God’s Humor

in As we wait / January 30, 2018

Do not let your adornment be merely outward—arranging the hair, wearing gold, or putting on fine apparel— rather let it be the hidden person of the heart, with the incorruptible beauty of a gentle and quiet spirit, which is very precious in the sight of God. -- 1 Peter 3:3-4

Our God has a great sens of humor. He made a donkey talk just to teach a lesson to Balam the corrupt prophet. He raised up a tree overnight and dry it up the next day also to teach a lesson to his reluctant servant Jonah. It sounds funny when you think about it; except it is less hilarious when you happen to be the subject of His humor.

A few months ago I had the most obnoxious experience with my husband’s cousin. He wanted to share something he had received from the Lord. He related a few dreams he had and finally told me with some very harsh words that I have a problem of character and that I would not let the Lord transform me. No need to tell you that this meeting ended up not in a very friendly way. Not that much because of what was said, but more because of who said it and how it was said.

Of all the brothers and sisters around us, it was the good pleasure of our God to choose the most cantankerous brother to carry His message. Of course he did what he usually does: try to use the word of God to beat up and trample. And I did what I usually do: push back.
I was mad, I was hurt, I was revolted when I left. It took a lot of prayers, and meditation of the words to overcome this sad situation.

At some point though, and after a deep introspection I came to realize that God couldn’t have chosen a better way to open my eyes and point out what He wanted to correct in my life : the urge to always reply even in situations where I know full well that I should keep silent and let the Lord vindicate me. The tendency that I had to loose my temper over things that could be dealt smoothly and more over, the way to react when I feel frustrated and how negatively this could affect my family. How much the Lord knows His children, and how much He desires for us to be perfect as He is perfect!
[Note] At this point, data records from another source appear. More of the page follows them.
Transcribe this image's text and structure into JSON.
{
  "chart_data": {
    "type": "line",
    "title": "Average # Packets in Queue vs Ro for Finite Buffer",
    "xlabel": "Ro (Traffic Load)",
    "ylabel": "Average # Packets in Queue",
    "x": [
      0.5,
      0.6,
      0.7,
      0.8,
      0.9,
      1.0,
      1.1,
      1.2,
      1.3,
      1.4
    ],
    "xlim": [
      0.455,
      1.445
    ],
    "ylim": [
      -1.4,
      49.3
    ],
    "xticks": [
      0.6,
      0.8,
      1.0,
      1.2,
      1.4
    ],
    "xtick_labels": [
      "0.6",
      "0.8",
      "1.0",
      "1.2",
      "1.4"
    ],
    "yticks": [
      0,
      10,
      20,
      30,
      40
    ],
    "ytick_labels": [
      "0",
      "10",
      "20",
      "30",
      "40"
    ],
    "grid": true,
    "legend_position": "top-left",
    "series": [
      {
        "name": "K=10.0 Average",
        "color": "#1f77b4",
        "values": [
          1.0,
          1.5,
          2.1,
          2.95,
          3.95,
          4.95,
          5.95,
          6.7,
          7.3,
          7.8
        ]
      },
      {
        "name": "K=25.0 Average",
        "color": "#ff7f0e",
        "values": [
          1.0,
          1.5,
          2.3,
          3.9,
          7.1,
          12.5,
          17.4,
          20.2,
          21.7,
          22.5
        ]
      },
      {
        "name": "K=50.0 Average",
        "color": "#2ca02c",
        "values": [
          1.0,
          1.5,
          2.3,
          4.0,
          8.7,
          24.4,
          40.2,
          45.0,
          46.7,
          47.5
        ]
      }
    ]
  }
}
As you may have guessed the brother did not appreciate much my contentious retorts. He had the divine inspiration to call for a third party to step in. During this mediation he hopefully came to understand that he had his own shortcomings, and should take his part of responsibilities in what happen. Though he never confessed it openly and never apologized, I forgave him.

Today I look back to what happen with a smile. I got rebuked by someone who ironically couldn’t see the plank in his own eye. Was it unpleasant? absolutely. Was it humiliating? I certainly was. Did I draw from it what the Lord wanted to teach me? I did. I keep on praying steadfastly for a gentle and quiet spirit. And I know my Lord is working a miracle in my life, and in the end, that is all that really matters!